While not all risk factors can be eliminated, some can be managed or mitigated with a customized plan from your medical team. If you are concerned about your risk of developing prediabetes, consult your doctor, who can share important health information with you and may also refer you to other specialists.

Diagnosing Prediabetes

When it comes to diabetes testing, physicians use two main exams to diagnose prediabetes: the fasting plasma glucose test and the A1C test (also called the hemoglobin A1C or HbA1c test).

The fasting plasma glucose test is the most common test, given after you have fasted for at least eight hours. If your blood sugar reading is between 100 and 125 mg/dL, you will likely be diagnosed with prediabetes.

When doctors want a better look at your long-term blood sugar trends, they may use the A1C test.
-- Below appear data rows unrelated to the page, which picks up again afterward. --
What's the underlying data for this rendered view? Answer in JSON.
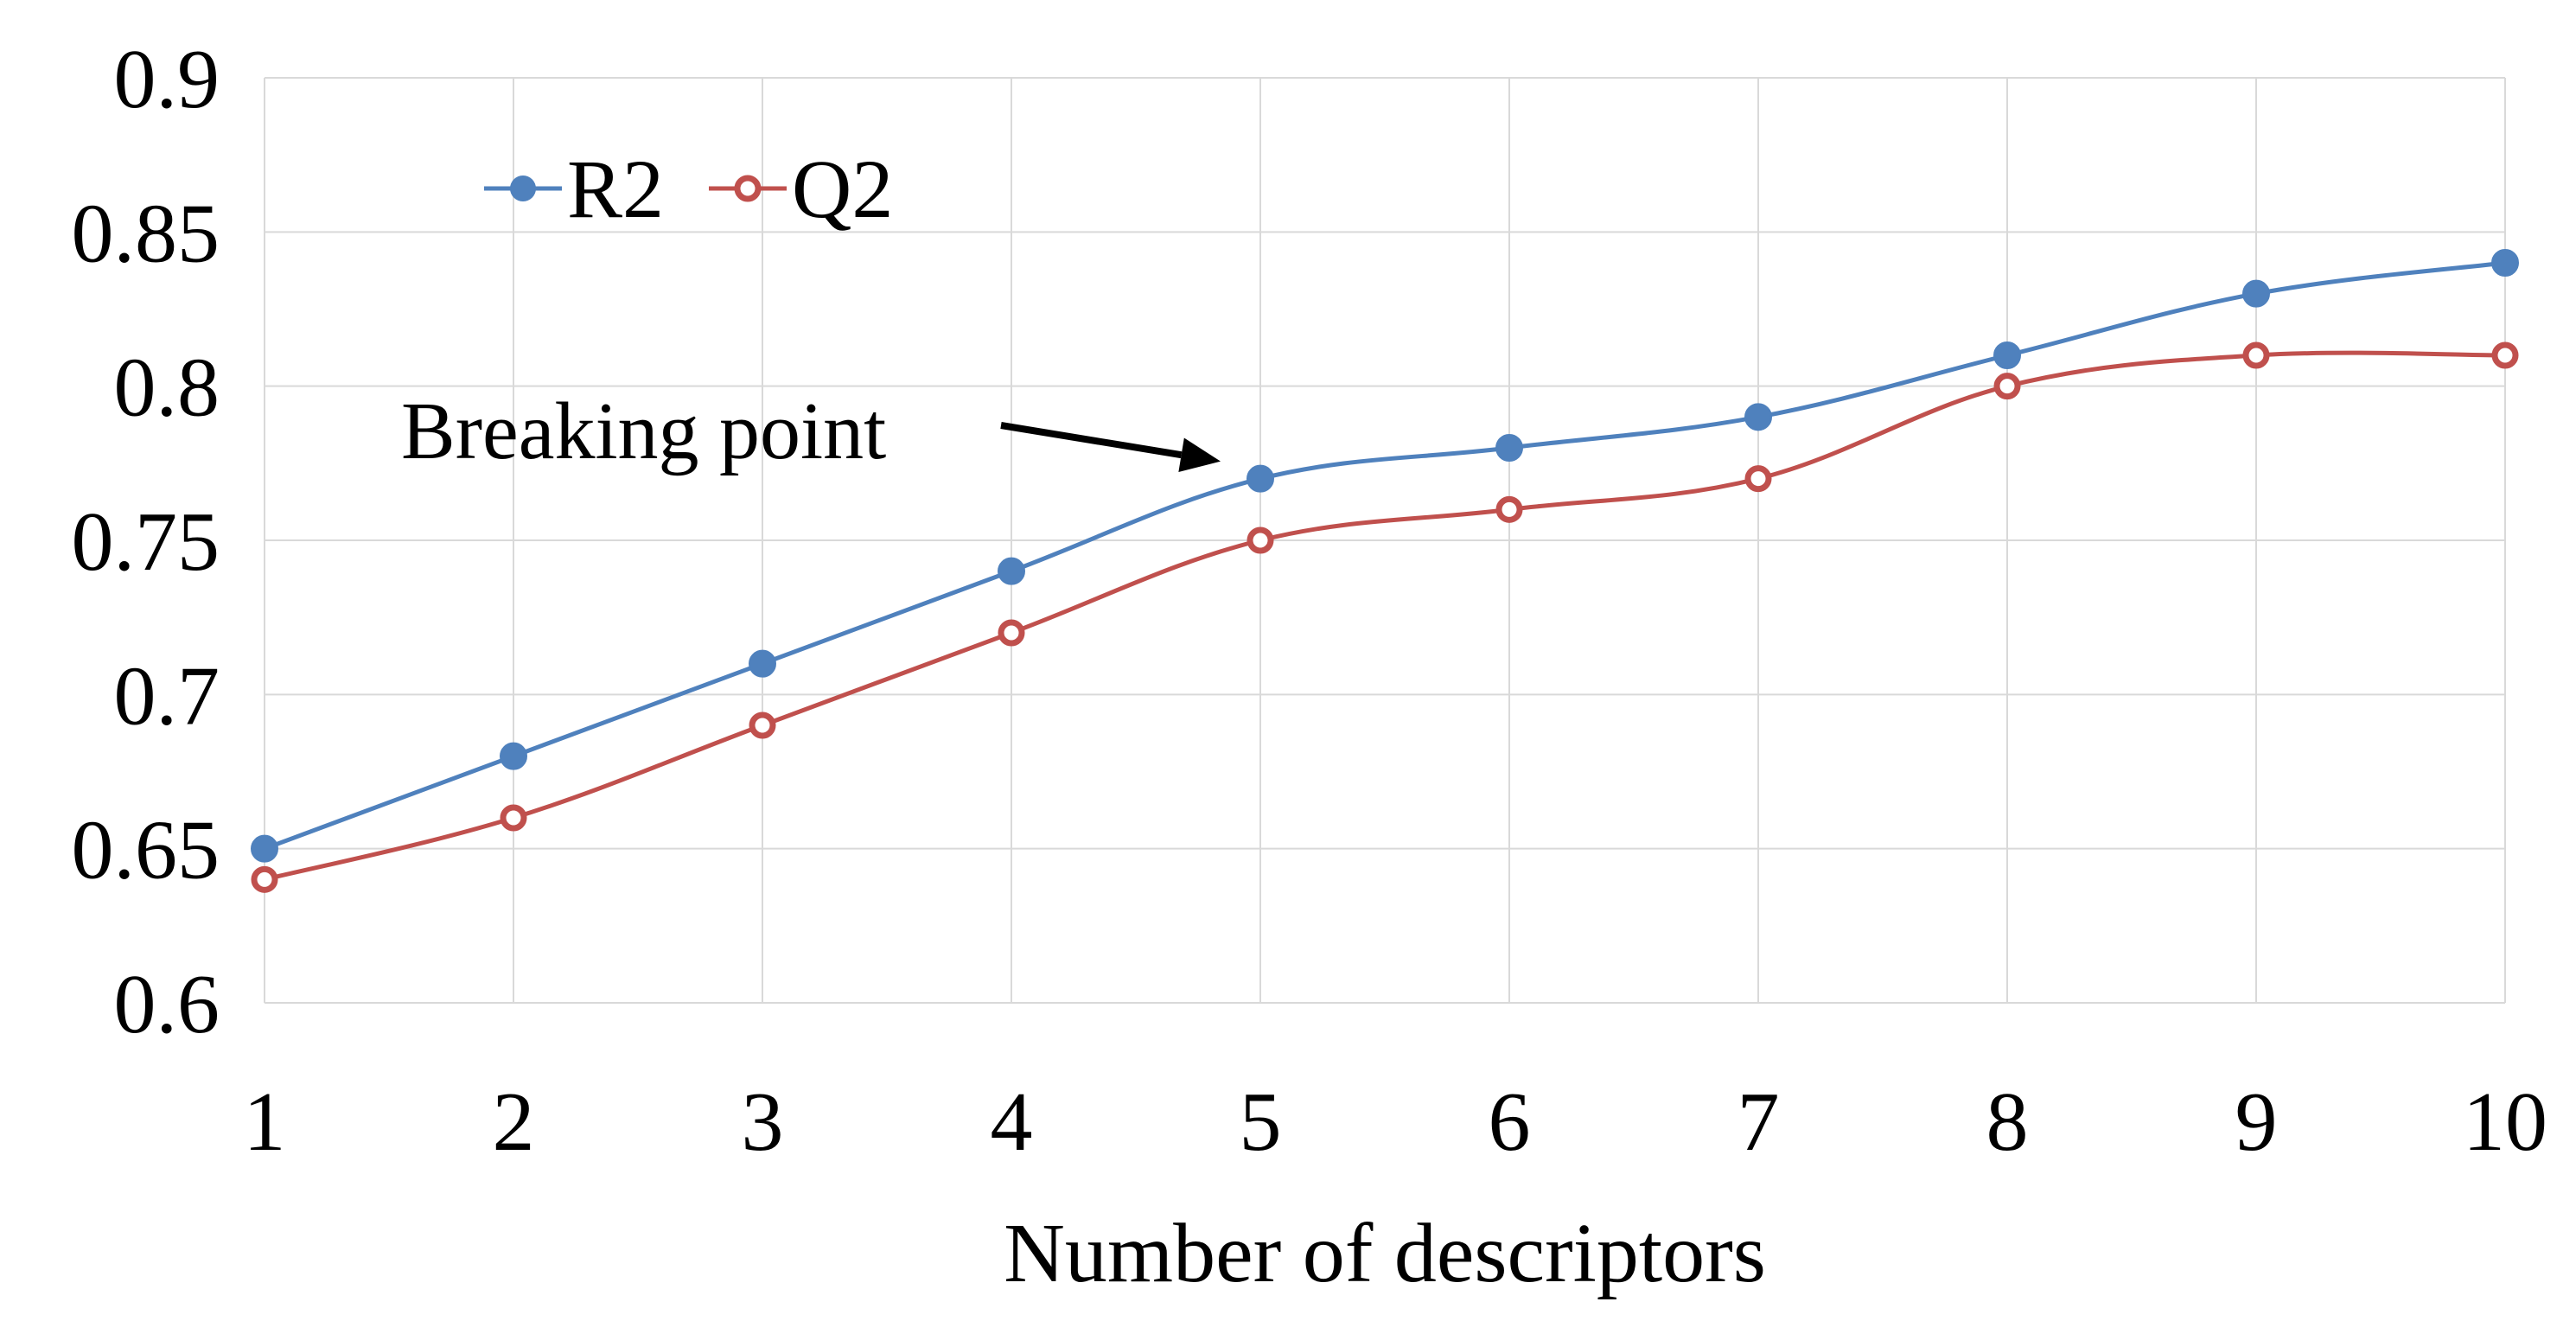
{
  "chart_data": {
    "type": "line",
    "title": "",
    "xlabel": "Number of descriptors",
    "ylabel": "",
    "x": [
      1,
      2,
      3,
      4,
      5,
      6,
      7,
      8,
      9,
      10
    ],
    "x_tick_labels": [
      "1",
      "2",
      "3",
      "4",
      "5",
      "6",
      "7",
      "8",
      "9",
      "10"
    ],
    "ylim": [
      0.6,
      0.9
    ],
    "y_ticks": [
      0.6,
      0.65,
      0.7,
      0.75,
      0.8,
      0.85,
      0.9
    ],
    "y_tick_labels": [
      "0.6",
      "0.65",
      "0.7",
      "0.75",
      "0.8",
      "0.85",
      "0.9"
    ],
    "grid": true,
    "smooth": true,
    "legend_position": "top-left",
    "series": [
      {
        "name": "R2",
        "color": "#4f81bd",
        "marker": "filled-circle",
        "values": [
          0.65,
          0.68,
          0.71,
          0.74,
          0.77,
          0.78,
          0.79,
          0.81,
          0.83,
          0.84
        ]
      },
      {
        "name": "Q2",
        "color": "#c0504d",
        "marker": "hollow-circle",
        "values": [
          0.64,
          0.66,
          0.69,
          0.72,
          0.75,
          0.76,
          0.77,
          0.8,
          0.81,
          0.81
        ]
      }
    ],
    "annotations": [
      {
        "text": "Breaking point",
        "target_series": "R2",
        "target_x": 5,
        "target_y": 0.77
      }
    ]
  }
}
It records your average blood sugar level for the past two to three months. If your reading is between 5.7% and 6.4%, you will typically be diagnosed with prediabetes.

Doctors also diagnose some people with prediabetes using a glucose tolerance test.
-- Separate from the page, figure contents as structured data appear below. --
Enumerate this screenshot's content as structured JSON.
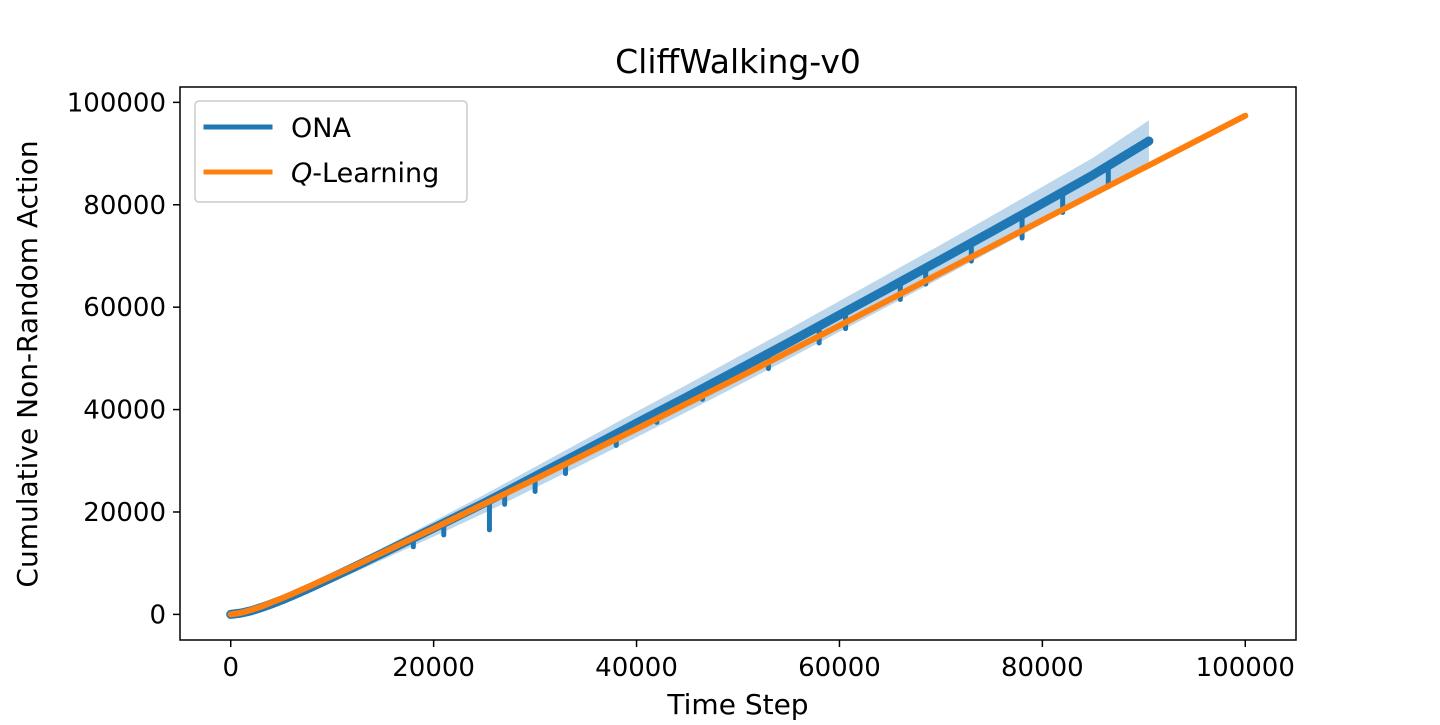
{
  "chart_data": {
    "type": "line",
    "title": "CliffWalking-v0",
    "xlabel": "Time Step",
    "ylabel": "Cumulative Non-Random Action",
    "xlim": [
      -5000,
      105000
    ],
    "ylim": [
      -5000,
      103000
    ],
    "xticks": [
      0,
      20000,
      40000,
      60000,
      80000,
      100000
    ],
    "yticks": [
      0,
      20000,
      40000,
      60000,
      80000,
      100000
    ],
    "xtick_labels": [
      "0",
      "20000",
      "40000",
      "60000",
      "80000",
      "100000"
    ],
    "ytick_labels": [
      "0",
      "20000",
      "40000",
      "60000",
      "80000",
      "100000"
    ],
    "grid": false,
    "legend_position": "top-left",
    "series": [
      {
        "name": "ONA",
        "legend_prefix": "",
        "legend_suffix": "ONA",
        "color": "#1f77b4",
        "band_color": "#a6c8e4",
        "x": [
          0,
          1000,
          2000,
          3000,
          4000,
          5000,
          6000,
          8000,
          10000,
          12000,
          15000,
          20000,
          25000,
          30000,
          35000,
          40000,
          45000,
          50000,
          55000,
          60000,
          65000,
          70000,
          75000,
          80000,
          85000,
          90500
        ],
        "y": [
          0,
          200,
          600,
          1100,
          1700,
          2300,
          3000,
          4600,
          6300,
          8000,
          10700,
          15200,
          19800,
          24700,
          29600,
          34600,
          39600,
          44700,
          49900,
          55200,
          60400,
          65700,
          71000,
          76300,
          81700,
          87500
        ],
        "upper": [
          0,
          300,
          800,
          1500,
          2300,
          3200,
          4100,
          6000,
          8000,
          10000,
          13000,
          18200,
          23400,
          28800,
          34200,
          39600,
          44900,
          50300,
          55700,
          61200,
          66700,
          72200,
          77800,
          83500,
          89200,
          96500
        ],
        "dips": [
          {
            "x": 18000,
            "y": 13200
          },
          {
            "x": 21000,
            "y": 15500
          },
          {
            "x": 25500,
            "y": 16500
          },
          {
            "x": 27000,
            "y": 21500
          },
          {
            "x": 30000,
            "y": 24000
          },
          {
            "x": 33000,
            "y": 27500
          },
          {
            "x": 38000,
            "y": 33000
          },
          {
            "x": 42000,
            "y": 37500
          },
          {
            "x": 46500,
            "y": 42000
          },
          {
            "x": 53000,
            "y": 48000
          },
          {
            "x": 58000,
            "y": 53000
          },
          {
            "x": 60600,
            "y": 55800
          },
          {
            "x": 66000,
            "y": 61500
          },
          {
            "x": 68500,
            "y": 64500
          },
          {
            "x": 73000,
            "y": 69000
          },
          {
            "x": 78000,
            "y": 73500
          },
          {
            "x": 82000,
            "y": 78500
          },
          {
            "x": 86500,
            "y": 83500
          }
        ]
      },
      {
        "name": "Q-Learning",
        "legend_prefix": "Q",
        "legend_suffix": "-Learning",
        "color": "#ff7f0e",
        "x": [
          0,
          1000,
          2000,
          3000,
          4000,
          5000,
          6000,
          8000,
          10000,
          12000,
          15000,
          20000,
          30000,
          40000,
          50000,
          60000,
          70000,
          80000,
          90000,
          100000
        ],
        "y": [
          0,
          300,
          850,
          1500,
          2300,
          3100,
          3950,
          5700,
          7500,
          9300,
          12100,
          16800,
          26400,
          36200,
          46200,
          56400,
          66700,
          77000,
          87200,
          97400
        ]
      }
    ]
  }
}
Prediabetes & Preventing Type 2 Diabetes

Preventing diabetes is one of the essential goals of prediabetes treatment. It is important to diagnose and begin treatment as early as possible to keep it from developing into Type 2 diabetes. There are several ways to work toward this goal, some of which are similar to other diabetes treatment plans for other types.

Regular exercise has proven to be effective in lowering blood sugar. Aiming to get some moderate aerobic exercise for at least 30 minutes a day, multiple days a week can help. Some activities might include swimming, cycling and brisk walking. But it’s essential to speak with your doctor about starting any new exercise program to ensure it’s safe for you.

While weight loss has shown to be effective, it’s essential to approach any meal plan with care to ensure that you’re meeting all of your nutritional needs. Speaking with a licensed and registered dietitian can help you tailor a diabetes diet that meets your specific health needs best.

Reversing prediabetes is possible. Support can help boost success. Many organizations around the country offer diabetes prevention classes on behalf of the National Diabetes Prevention Program. The CDC, for example, offers classes around the U.S.

Please seek the advice of a medical professional before making health care decisions.